Lord I Believe
“When I came to you, sisters and brothers, I did not come with eloquence or superior wisdom as I proclaimed to you the testimony about God. For I resolved to know nothing while I was with you except Jesus Christ and him crucified. I came to you in weakness and fear, and with much trembling. My message and my preaching were not with wise and persuasive words, but with a demonstration of the Spirit’s power, so that your faith might not rest on men’s wisdom, but on God’s power.” (1 Corinthians 2:1-5 NIV)
But Help Me
There are two things I can’t stand. Compromise and Contradiction. First contradiction. If I say something, I mean it. I don’t want to change my mind or go against what I believe. I want to do what I say and say what I mean. It’s that simple. Second compromise- I don’t want to settle for less or let alone nothing. I don’t want to miss out and I don’t want to fail. I don’t want to sell my soul and lose my spirit. I don’t want to compromise my morals for money. I don’t want crumbs or the leftovers. It’s that simple. Over the past seven years I did a turn around, I have contradicted myself and I have compromise my life. I didn’t want to do that. I fought it tooth and nail. But I lost to a higher power who is GOD!

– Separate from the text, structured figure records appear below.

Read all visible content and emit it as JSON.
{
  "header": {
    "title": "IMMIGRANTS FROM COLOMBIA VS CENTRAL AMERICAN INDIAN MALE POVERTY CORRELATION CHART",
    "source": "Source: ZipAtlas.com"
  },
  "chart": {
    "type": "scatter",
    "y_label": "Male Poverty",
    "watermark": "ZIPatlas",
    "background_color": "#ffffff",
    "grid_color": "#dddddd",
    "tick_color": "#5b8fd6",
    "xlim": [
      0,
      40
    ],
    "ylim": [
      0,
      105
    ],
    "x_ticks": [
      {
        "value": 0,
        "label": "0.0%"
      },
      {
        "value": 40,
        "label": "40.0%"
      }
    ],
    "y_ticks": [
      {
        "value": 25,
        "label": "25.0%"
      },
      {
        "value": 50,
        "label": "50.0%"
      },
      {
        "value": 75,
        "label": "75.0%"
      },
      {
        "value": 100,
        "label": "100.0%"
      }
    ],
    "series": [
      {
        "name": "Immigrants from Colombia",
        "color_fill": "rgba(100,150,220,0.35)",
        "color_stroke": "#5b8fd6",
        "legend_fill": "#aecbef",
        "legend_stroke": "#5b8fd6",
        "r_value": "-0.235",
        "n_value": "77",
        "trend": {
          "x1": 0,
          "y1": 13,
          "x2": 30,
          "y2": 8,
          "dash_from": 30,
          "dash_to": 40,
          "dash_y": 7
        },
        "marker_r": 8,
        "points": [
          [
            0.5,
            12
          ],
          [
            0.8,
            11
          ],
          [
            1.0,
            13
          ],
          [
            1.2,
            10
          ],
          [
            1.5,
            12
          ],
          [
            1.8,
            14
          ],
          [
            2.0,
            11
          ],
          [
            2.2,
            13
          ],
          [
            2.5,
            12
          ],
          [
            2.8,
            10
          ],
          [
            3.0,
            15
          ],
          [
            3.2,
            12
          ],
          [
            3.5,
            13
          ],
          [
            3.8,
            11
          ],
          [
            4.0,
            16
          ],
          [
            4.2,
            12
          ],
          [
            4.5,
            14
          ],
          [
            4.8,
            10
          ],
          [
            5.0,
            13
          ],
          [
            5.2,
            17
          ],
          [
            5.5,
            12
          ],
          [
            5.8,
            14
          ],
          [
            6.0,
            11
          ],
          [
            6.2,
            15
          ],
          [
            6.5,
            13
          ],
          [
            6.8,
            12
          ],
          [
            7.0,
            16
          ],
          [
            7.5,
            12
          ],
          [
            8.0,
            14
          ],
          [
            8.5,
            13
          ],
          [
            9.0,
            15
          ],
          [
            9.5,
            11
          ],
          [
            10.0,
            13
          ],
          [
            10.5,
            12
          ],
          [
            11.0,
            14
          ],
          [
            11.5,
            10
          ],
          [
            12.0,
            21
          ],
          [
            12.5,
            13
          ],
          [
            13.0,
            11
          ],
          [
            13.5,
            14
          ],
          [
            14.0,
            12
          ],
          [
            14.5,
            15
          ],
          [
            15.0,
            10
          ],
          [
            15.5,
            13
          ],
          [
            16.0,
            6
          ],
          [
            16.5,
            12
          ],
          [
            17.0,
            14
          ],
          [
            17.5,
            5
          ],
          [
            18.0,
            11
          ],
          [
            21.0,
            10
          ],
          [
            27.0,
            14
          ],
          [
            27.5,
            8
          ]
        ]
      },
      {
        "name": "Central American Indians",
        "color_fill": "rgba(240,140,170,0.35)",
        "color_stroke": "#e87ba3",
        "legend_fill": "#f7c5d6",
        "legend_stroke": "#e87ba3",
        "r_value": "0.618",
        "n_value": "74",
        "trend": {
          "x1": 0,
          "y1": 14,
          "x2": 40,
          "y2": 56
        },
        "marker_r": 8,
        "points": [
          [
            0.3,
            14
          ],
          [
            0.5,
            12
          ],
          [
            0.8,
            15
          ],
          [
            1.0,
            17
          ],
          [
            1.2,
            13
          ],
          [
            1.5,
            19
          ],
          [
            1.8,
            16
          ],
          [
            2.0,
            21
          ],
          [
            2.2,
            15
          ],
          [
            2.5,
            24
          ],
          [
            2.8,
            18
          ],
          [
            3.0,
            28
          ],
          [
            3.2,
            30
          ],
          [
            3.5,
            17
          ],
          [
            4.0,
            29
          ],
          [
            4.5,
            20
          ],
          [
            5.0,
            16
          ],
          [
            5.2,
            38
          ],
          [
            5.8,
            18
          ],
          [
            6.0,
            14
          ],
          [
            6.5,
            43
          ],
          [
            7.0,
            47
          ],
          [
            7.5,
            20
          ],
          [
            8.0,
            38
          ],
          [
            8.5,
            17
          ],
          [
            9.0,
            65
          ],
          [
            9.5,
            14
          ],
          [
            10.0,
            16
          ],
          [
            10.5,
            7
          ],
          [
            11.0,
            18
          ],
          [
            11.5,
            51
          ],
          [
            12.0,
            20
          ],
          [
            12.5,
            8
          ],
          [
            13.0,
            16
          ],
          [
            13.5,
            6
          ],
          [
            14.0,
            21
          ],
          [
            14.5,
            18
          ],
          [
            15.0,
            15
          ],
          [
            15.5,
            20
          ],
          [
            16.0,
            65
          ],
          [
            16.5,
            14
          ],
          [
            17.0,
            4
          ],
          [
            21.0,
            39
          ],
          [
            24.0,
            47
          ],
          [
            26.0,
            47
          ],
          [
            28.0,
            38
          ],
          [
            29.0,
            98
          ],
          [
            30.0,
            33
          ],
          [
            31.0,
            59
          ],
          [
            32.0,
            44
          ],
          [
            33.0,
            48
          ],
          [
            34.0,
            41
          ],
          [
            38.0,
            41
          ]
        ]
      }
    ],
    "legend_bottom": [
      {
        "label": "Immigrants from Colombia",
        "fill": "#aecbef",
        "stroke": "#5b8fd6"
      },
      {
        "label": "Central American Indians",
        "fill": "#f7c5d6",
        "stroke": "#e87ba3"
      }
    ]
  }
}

My story is very simple nothing new. It is about a battle, a struggle between God and me. Over the next chapters I will explain how you can compromise and contradict your life but for the greater good, God’s sake. I battled depression and contemplated suicide. I was at my lowest and no one, but God brought me back! This book is my testimony of how I followed my own will and turned my back on God’s will. I now understand that all of the discipline, all of the trials, pain and the pruning were all worth it so I could testify of God’s goodness. I knew God but I didn’t understand God. I believed God but I didn’t trust God. I had my own expectations but God had a different expectancy of my life.
This is my confession, of my unbelief!